Guardian – overseas the operations of the Foundation, and is mandatory after the death of the Founder.
Beneficiary – The beneficiaries are the individuals or corporate bodies who have been nominated to benefit from the assets held within the foundation.
Benefits of Foundations
Distinct legal personality – Unlike trusts, ADGM Foundations have a separate legal personality, that allows for flexibility of operations.
Corporate Governance - ADGM Foundations Regulations follow international best practice and set a legislative standard for the Foundation Council, including statutory duties, similar to common law and equitable duties imposed on company directors. A Guardian supervises the Foundation Council and ensures that it acts in accordance with the Foundation’s Charter and By-Laws. Appointment of the Guardian is optional during Founder’s lifetime and compulsory upon Founder’s death.

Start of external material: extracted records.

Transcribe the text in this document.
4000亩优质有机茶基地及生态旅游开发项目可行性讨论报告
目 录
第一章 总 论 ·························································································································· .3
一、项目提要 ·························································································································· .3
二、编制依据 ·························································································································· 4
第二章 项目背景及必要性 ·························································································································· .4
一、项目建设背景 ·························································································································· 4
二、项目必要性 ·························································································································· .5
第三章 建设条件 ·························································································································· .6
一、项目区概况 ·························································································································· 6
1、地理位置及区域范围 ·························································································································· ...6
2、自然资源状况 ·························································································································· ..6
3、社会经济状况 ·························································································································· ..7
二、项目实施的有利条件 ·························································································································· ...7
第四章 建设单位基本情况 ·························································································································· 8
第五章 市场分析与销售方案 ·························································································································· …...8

Asset protection – The Founder can maintain control of the assets while separating liabilities due to the distinct legal personality of the Foundation. ADGM Foundations are designed to help in protecting the rights of the beneficiaries and preserve the assets from bankruptcy claims, claims in the event of divorce and from the effect of forced heirship rules.

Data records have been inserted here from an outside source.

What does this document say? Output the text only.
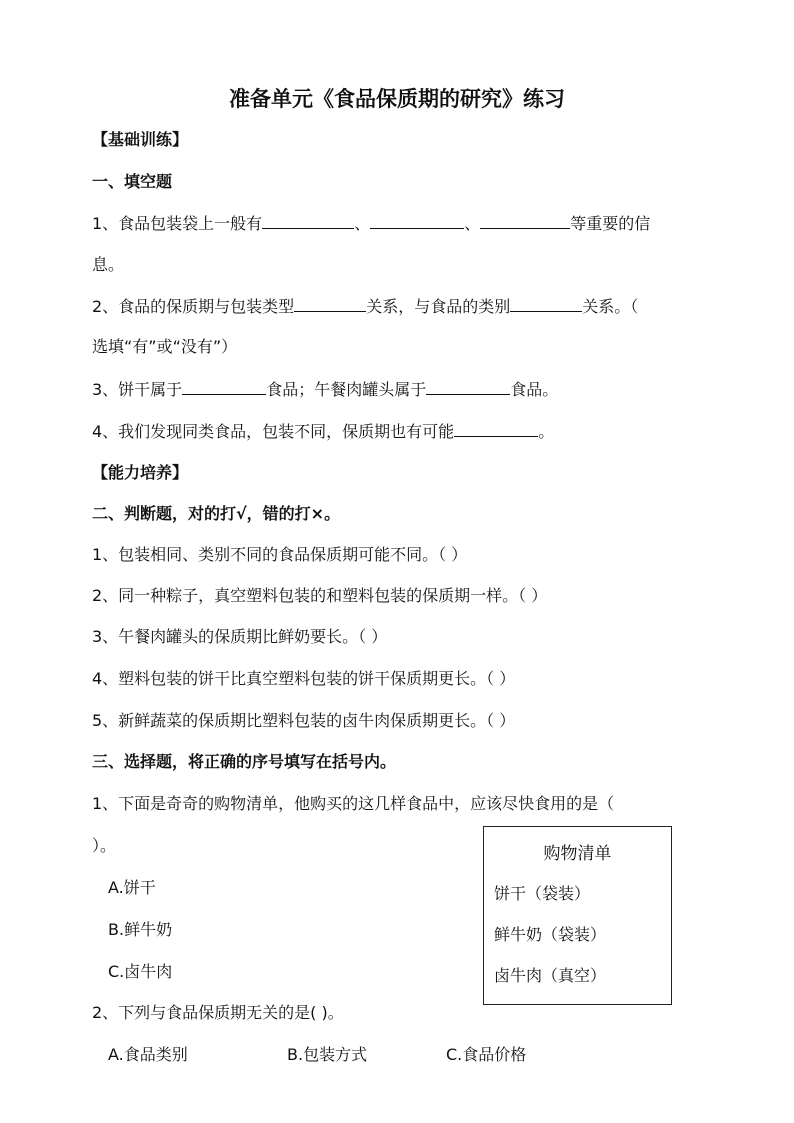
准备单元《食品保质期的研究》练习
【基础训练】
一、填空题
1、食品包装袋上一般有	、	、	等重要的信
息。
2、食品的保质期与包装类型	关系，与食品的类别	关系。（
选填“有”或“没有”）
3、饼干属于	食品；午餐肉罐头属于	食品。
4、我们发现同类食品，包装不同，保质期也有可能	。
【能力培养】
二、判断题，对的打√，错的打×。
1、包装相同、类别不同的食品保质期可能不同。（ ）
2、同一种粽子，真空塑料包装的和塑料包装的保质期一样。（ ）
3、午餐肉罐头的保质期比鲜奶要长。（ ）
4、塑料包装的饼干比真空塑料包装的饼干保质期更长。（ ）
5、新鲜蔬菜的保质期比塑料包装的卤牛肉保质期更长。（ ）
三、选择题，将正确的序号填写在括号内。
1、下面是奇奇的购物清单，他购买的这几样食品中，应该尽快食用的是（
）。
A.饼干
B.鲜牛奶
C.卤牛肉
购物清单
饼干（袋装）
鲜牛奶（袋装）
卤牛肉（真空）
2、下列与食品保质期无关的是( )。
A.食品类别	B.包装方式	C.食品价格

Perpetuity – The Foundation is designed to exist to perpetuity, much like a company.
Highlights of ADGM Foundations Regime
- Allows for re-domiciliation of Foundations into and out of ADGM
- Flexibility to amend governance structure once established
- Low set-up and ongoing costs
- Commit initial assets of as little as USD $100 to the Foundation
- No physical office requirement – foundations can use the address of a corporate service provider in the ADGM
- No requirement for a Founder or Foundation’s officers to be based in the UAE or maintain residency in the UAE
- All Foundation roles can be individuals or body corporates
- Limited public disclosure with no individuals’ names on public register.
- No requirement for filing of annual returns, accounts or audits
What are the benefits of setting up in the ADGM?

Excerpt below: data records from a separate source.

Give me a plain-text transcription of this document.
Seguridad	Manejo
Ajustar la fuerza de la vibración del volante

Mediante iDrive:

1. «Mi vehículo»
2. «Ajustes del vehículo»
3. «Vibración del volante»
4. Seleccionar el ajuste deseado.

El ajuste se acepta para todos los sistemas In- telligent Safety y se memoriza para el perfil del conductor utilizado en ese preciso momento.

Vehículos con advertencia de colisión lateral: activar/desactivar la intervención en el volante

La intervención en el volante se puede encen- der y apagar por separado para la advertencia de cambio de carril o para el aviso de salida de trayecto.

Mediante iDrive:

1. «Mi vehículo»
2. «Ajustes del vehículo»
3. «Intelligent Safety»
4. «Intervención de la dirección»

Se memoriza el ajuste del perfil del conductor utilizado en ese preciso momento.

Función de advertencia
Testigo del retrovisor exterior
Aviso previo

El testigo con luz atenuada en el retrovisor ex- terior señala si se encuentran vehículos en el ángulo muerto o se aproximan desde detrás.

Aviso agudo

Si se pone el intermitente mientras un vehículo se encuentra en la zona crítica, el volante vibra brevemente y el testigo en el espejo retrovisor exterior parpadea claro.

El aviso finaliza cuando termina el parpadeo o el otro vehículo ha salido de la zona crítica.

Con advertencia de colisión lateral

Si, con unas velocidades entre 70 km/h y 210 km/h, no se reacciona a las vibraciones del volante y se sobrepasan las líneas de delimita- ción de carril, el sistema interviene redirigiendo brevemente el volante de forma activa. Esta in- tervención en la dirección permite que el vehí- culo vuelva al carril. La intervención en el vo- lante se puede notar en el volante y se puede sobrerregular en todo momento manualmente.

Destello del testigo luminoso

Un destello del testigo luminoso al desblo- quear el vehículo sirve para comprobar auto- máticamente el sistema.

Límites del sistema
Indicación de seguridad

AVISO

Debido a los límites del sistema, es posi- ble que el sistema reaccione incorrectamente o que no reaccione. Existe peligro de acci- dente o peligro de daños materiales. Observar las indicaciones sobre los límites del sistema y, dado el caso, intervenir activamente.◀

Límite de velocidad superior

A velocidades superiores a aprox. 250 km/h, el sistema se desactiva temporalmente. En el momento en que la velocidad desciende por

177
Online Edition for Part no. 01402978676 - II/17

Here are some specific advantages of establishing in the Abu Dhabi Global Market.
- The legal framework supports cross-border activities
- 100% foreign ownership permitted, no restrictions on capital repatriation
- No restriction on foreign employees
- Zero tax for 50 years on profits, capital or assets
- Zero tax on personal income
- Well regarded, independent regulator
- Independent, English-speaking, common law judicial system
- Distinct from the UAE civil courts
- Risk-based regulatory approach
- High prominence in deal making in the region
- Concentration of international financial institutions
- World-class regional and international professional services
- A growing fund domicile in the region
- Management offices, holding companies and family offices are located closer to the assets they own or manage
- The Middle East, Africa and South Asia (MEASA) is increasingly the center of gravity for the global economy
- The UAE plays a central role in the growing South-South trade, principally between Asia and Africa
- Well-positioned to harness the potential of emerging markets.